Selective Breeding Versus Genetic Engineering
It is thought that agriculture involving domestication of plants and animals was developed around 12,000 years ago. Human ventures of altering the communities of plants and animals are even older than that.
Over the centuries, man has carried out selective breeding between different but related plants. The best example of this selective plant breeding is origin of Maize. It has been estimated that around 7500 years ago, the farmers in Mexico had domesticated a wild plant called Teosinte, and kept doing selecting breeding improving the characteristics until their offsprings was turned into today’s Maize. The two plants viz. Maize and Teosinte are so different that the scientists kept them in different genera, until they were finally found to be of same genus with varying species. Thus, selecting breeding in plants (and animals) is as old as our history.
The selective breeding remains fundamentally same even today. The breeders take two different varieties of a plant, each of which has individual traits that make it useful over others and then breed them. For example, one variety may be of high yield while another may be pest resistant. The two varieties are interbred and from among the offsprings, random plants that show both high yield and pest resistance are selected. The resulting plants are called Hybrids. A Hybrid represents combination of two sets of genes, one set originating from each parent.

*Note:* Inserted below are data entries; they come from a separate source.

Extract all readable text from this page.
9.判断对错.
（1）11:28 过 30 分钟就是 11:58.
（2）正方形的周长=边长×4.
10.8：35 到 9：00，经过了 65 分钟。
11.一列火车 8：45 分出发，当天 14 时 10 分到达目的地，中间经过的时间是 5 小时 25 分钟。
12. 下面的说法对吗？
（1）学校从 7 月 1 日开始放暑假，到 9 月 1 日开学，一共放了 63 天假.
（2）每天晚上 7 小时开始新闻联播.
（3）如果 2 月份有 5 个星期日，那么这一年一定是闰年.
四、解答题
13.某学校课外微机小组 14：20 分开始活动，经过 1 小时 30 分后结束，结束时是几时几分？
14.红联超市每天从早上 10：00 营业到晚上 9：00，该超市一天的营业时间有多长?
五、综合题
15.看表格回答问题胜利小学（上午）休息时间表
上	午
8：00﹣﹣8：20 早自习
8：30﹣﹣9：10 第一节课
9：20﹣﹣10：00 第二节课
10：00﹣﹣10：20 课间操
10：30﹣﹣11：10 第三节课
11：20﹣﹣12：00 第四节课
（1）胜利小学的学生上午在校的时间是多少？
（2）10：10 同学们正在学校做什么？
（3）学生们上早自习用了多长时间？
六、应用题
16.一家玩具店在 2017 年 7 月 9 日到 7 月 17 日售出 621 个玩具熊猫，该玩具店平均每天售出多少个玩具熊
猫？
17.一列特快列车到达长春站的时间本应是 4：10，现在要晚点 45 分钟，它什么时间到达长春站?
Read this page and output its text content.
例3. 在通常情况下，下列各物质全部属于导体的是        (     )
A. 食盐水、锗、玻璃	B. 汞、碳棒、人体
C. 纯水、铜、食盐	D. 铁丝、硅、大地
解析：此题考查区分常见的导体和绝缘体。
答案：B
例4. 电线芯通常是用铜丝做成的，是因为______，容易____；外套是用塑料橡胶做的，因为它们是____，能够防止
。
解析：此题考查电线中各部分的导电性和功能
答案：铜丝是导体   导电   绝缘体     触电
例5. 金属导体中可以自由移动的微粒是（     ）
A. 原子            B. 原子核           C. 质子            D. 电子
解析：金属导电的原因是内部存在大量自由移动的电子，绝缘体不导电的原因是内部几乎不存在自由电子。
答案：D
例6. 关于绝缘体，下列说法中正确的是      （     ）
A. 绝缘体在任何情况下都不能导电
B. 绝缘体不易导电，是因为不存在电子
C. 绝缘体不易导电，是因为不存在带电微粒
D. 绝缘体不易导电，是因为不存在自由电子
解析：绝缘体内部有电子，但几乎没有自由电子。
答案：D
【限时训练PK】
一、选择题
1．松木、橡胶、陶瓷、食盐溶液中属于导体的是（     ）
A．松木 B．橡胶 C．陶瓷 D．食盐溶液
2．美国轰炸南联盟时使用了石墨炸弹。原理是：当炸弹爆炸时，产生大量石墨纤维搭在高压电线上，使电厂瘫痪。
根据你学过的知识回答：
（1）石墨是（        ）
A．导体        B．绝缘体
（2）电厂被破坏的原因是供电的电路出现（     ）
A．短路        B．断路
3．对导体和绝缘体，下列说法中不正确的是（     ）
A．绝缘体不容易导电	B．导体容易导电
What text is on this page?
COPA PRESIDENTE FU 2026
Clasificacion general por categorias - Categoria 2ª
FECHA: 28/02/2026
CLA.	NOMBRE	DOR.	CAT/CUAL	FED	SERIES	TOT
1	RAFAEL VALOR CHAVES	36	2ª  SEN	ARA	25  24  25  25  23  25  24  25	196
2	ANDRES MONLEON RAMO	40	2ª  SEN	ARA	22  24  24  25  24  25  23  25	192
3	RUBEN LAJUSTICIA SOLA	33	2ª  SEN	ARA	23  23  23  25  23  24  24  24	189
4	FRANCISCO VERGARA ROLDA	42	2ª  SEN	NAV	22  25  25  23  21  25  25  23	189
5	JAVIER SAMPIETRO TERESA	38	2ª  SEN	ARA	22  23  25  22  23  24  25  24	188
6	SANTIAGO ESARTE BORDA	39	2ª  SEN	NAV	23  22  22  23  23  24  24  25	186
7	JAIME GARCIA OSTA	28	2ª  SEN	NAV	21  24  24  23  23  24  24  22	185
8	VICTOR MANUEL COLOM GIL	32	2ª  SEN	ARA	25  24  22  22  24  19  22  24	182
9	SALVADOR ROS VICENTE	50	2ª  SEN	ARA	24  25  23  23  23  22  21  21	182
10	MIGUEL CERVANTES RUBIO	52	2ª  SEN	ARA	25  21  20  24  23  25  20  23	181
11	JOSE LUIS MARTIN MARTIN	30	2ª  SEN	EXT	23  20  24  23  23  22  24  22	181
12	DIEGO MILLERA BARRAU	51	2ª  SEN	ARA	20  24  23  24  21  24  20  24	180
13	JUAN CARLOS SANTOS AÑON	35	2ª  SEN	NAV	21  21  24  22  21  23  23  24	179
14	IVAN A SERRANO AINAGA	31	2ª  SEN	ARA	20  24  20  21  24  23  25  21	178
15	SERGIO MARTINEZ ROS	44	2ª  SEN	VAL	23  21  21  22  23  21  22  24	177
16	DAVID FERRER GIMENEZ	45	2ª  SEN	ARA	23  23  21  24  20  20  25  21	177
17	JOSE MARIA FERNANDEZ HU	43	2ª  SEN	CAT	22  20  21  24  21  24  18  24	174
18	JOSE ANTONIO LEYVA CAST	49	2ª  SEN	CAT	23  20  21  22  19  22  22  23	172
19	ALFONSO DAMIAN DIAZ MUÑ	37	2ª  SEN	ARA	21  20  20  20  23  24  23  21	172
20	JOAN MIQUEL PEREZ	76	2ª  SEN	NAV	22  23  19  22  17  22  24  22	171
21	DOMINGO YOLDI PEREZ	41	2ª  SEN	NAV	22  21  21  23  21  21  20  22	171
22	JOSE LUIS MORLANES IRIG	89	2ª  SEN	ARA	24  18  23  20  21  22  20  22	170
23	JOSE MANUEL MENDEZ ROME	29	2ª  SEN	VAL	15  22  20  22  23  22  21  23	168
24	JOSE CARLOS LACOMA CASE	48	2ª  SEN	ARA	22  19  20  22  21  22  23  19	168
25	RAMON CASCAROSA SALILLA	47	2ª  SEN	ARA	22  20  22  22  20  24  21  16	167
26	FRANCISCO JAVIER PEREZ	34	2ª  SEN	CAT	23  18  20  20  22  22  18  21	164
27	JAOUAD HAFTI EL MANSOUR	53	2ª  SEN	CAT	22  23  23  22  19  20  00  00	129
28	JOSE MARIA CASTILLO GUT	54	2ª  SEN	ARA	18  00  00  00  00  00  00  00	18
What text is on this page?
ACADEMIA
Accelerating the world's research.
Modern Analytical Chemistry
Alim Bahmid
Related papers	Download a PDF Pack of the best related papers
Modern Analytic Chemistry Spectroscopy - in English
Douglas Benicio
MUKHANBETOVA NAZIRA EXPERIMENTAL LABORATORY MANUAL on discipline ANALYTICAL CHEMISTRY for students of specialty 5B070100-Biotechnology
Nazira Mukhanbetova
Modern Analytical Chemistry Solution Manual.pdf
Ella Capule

Traditional selective breeding versus Genetic Engineering
There are two main drawbacks of the traditional selective breeding. First, it is a slow process. Second, selective breeding is a random process. In this random process, it is possible that the selected plants may have also acquired some undesirable traits, which were not observed in parent. For example, parent was not susceptible to a particular virus but offspring was found to be. Similarly, it is also possible that what was observed as a desirable trait in parent, was not seen in offspring. Thus, to avoid the undesirable traits, and to recover the desired traits, the scientist / breeders need to do something which is called back-crossing to one of the parent lines. The back crossing is done for usually three generations to arrive at what is desired. All this makes the process too long and tardy. Further, this process is limited by natural barriers which stop different species of organisms from breeding with each other. This is where genetic engineering comes into play. Genetic engineering can make things faster and allow mixing of genes of distantly related or even unrelated plants / animals.